On July 29, 2019, the Cuban government authorized the use of private data networks to establish remote internet connections. The new regulations, however, contain a series of restrictions that violate international norms and prohibit the participation of basic components that managed to connect entire municipalities.
“It’s unbelievable that a country like Cuba, which should promote socialization of relations, would attack this kind of network, built and managed by the community itself in a nonprofit and apolitical way,” José Raúl Gallego, professor at the School of Languages and Communication at the University of Camagüey Ignacio Agramonte in Cuba, told Diálogo.
The norms regulating the use of private networks and data, as well as the use of high-speed wireless systems of the Cuban Ministry of Communications (MINCOM, in Spanish), have criminalized shared mesh networks, which allow people to communicate, and also restrict the output of wireless equipment, said Spanish news agency EFE. The regulations did away with the country’s first nongovernmental self-managed network — a service users would extend through many houses connected to a single cable. The network, created in 2001, because of difficulties in getting internet services, allowed more than 100,000 users to share content and opinion through virtual forums.
When the norms were enforced, the self-managed network fought to avoid being dismantled. After government security agents threatened and detained system users and administrators, state-owned computer network Joven Club arbitrarily absorbed the internet infrastructure, said Yucabyte, a Cuban website that focuses on information technology. In its 35 years of existence, Yucabyte added, Joven Club has connected via fiber optics a little under half of its facilities throughout the country. According to the MINCOM website, Joven Club only has 600 facilities.

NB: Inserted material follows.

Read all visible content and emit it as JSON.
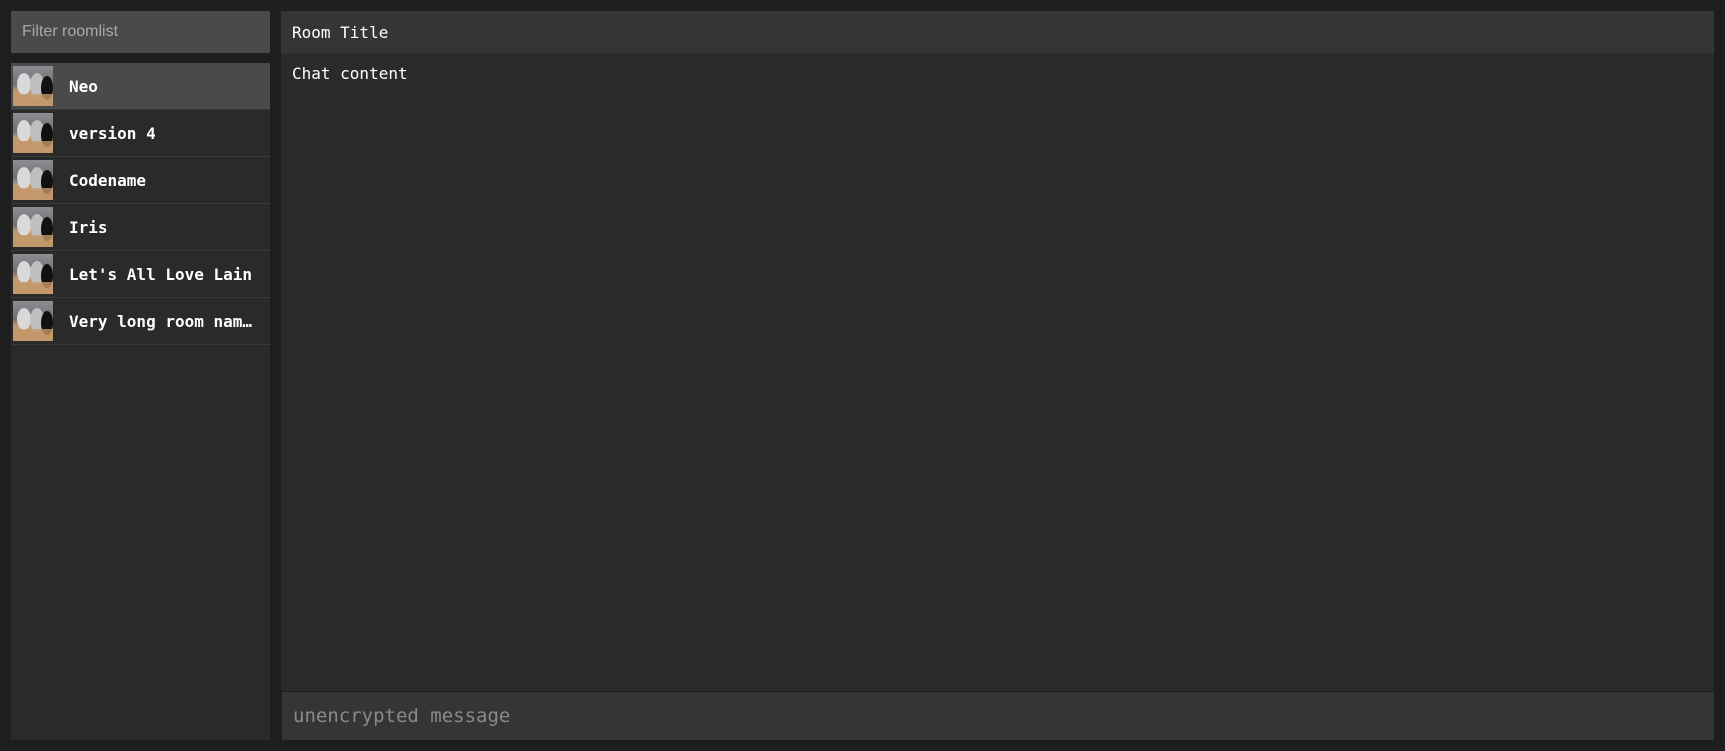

“These kinds of networks are promoted at the international level not only for economic reasons, but also because they empower people, promote literacy and participation, and create new job opportunities,” said Gallego. “Cuba needs self-managed networks to guarantee the social use of the radio spectrum,” Fidel Alejandro Rodríguez, lecturer at the University of Havana’s School of Communication, said on Facebook.
Regulations on Cuban digitalization prohibit “having websites abroad and spreading information through networks that is contrary to social interest, moral standards, good practices, and people’s integrity,” said the 45th State Official Gazette. Decrees impose fines and equipment seizures for offenders.
Cuba is among the countries with the highest censorship rates; the government offers citizens a controlled intranet, according to Washington-based nongovernmental organization Freedom House. In addition, network surveillance is used to identify independent journalists and political dissidents.

“Authorities recognize that updating their economy requires greater connectivity, but they worry that greater access can encourage dissidence,” William Leo Grande, professor of Latin American Politics at American University in Washington, D.C., told The New York Times. “There is always tension between the political risk of giving internet access and the economic need of expansion.”
The Cuban State must cease any form of internet surveillance, as it constitutes interference in the private lives of people, said the Special Rapporteur on the Promotion and Protection of the Right to Freedom of Opinion and Expression of the Organization of American States’ Inter-American Commission on Human Rights in its December 2018 report Freedom of Expression in Cuba. “For a totalitarian system like the Cuban one, any empowerment or association that exists outside official spaces is dangerous,” Gallego concluded.